Memang, tidak pengap dan aku bisa bernapas dengan bebas, tapi tetap rasa takut ketahuan membuat jantungku terpompa cepat hingga membuatku sesak.
Mika maupun Raka tidak bersuara, sepertinya masih berjalan berdampingan tapi memilih diam.
Aku bahkan tidak bisa mengintip, lantaran ini tas kayu yang masih baru dan kuat.
Aku menarik napas. Berharap agar lekas melihat dunia luar meski sedetik.
Hingga guncangan keras mengagetkan.
Kepalaku terasa berputar.
Tubuh terentak ke kiri dan kanan, membuat tubuh terasa remuk.

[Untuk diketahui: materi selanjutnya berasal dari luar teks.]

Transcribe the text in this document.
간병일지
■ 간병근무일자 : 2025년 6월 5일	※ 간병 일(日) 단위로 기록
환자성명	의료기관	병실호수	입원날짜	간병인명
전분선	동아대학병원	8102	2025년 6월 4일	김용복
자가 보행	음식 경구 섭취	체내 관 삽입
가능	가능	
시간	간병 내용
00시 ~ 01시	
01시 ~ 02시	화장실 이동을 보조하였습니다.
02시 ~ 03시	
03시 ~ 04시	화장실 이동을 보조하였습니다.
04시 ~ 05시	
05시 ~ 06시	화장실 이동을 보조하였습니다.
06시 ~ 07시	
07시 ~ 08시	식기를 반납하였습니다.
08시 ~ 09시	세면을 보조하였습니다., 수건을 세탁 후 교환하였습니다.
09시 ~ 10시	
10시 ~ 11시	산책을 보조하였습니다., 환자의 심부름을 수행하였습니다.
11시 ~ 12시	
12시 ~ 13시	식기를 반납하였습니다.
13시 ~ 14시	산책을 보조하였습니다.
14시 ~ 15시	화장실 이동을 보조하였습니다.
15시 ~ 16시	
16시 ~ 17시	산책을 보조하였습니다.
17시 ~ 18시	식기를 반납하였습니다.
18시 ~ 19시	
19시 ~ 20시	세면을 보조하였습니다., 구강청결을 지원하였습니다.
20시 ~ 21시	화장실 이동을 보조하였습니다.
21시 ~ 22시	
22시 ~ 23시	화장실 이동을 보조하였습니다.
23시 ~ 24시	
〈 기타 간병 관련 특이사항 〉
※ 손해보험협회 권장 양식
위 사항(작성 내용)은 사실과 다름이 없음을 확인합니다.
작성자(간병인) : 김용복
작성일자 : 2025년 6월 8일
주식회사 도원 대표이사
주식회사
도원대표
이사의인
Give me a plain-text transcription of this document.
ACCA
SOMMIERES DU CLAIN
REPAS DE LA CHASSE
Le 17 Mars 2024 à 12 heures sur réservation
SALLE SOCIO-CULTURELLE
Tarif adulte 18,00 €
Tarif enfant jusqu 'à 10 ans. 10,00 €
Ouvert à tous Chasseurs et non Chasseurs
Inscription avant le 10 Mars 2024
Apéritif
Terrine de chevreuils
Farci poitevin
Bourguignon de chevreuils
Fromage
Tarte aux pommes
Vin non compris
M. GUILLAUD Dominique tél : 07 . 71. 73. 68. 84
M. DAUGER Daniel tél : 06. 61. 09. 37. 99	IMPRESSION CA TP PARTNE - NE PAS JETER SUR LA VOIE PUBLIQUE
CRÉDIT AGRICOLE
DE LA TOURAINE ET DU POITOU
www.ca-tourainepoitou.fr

Aku menggerang pelan, menahan diri agar tidak ketahuan dan menenuhi janji kakak-kakakku.
Harus diam atau bertindak?
Kenapa tidak ada suara?
Kenapa yang kudengar hanya geraman?
Apa yang terjadi di luar?
Brak!
Aku terjatuh.
Tas terbuka lebar.
Sosok itu tidak lebih tinggi dari Mika, namun cukup rendah dibandingkan Mama. Ia menatapku dengan netra ungunya, di bawah sinar rembulan. Dengan dingin mengarahkan pedang ke leherku.
Dia seorang gadis, seperti Mika. Tapi, aku melihatnya sebagai makhluk yang asing lagi aneh.
"Ini salah satunya?" tanyanya, entah ke siapa.
Dia seperti Mama, tapi entah kenapa aku gelisah ketika tatapan kami bertemu.
Senyumannya entah kenapa membuatku ngeri. "Kamu tersesat?"
Aku diam saja.
Mana Louis?
Mana kakak-kakakku?
"Mencari mereka, hm?" Dia terkekeh.
Jangan-jangan ...
Aku mencoba bangkit, tapi langkahku dihalau makhluk ini. Dia tampak ingin menangkapku!
"Mau kabur?"
Syat!
"Akh!"
Berhasil! Aku sukses menciptakan goresan di pipi mulusnya.
Dia terduduk, mengusap pipinya yang berdarah, meringis kesakitan.
Aku berlari.
Jangan sampai tertangkap!
"Dia lepas!" Seruan makhluk itu membuatku memacu langkah. Pasti dia pergi berkelompok seperti kami tadi.
Sepanjang jalan yang kulihat hanya pohon, pohon, dan pohon. Serta langit gelap yang perlahan memutih. Seperti ...
"Itu dia!"
Suara tanpa raga. Tidak jelas di mana sosok itu berada.
Aku tidak akan menghentikan langkah sampai tiba di ...
Kenapa depannya hanya ada lubang besar memanjang?
"Itu dia! Itu dia!"
Aku menoleh. Langit perlahan tampak memutih, semakin terang ...
Dia berdiri tepat di depanku. Menyeringai. "Jadi, ini salah satu peliharaan Hara?"
Siapa ... Mama?
"Hei, Nak, di mana rumahmu?"
Untuk apa aku menjawab pertanyaan yang tidak bisa dijawab? Aku bahkan tidak tahu rutenya, hanya kegelapan dan guncangan sepanjang jalan.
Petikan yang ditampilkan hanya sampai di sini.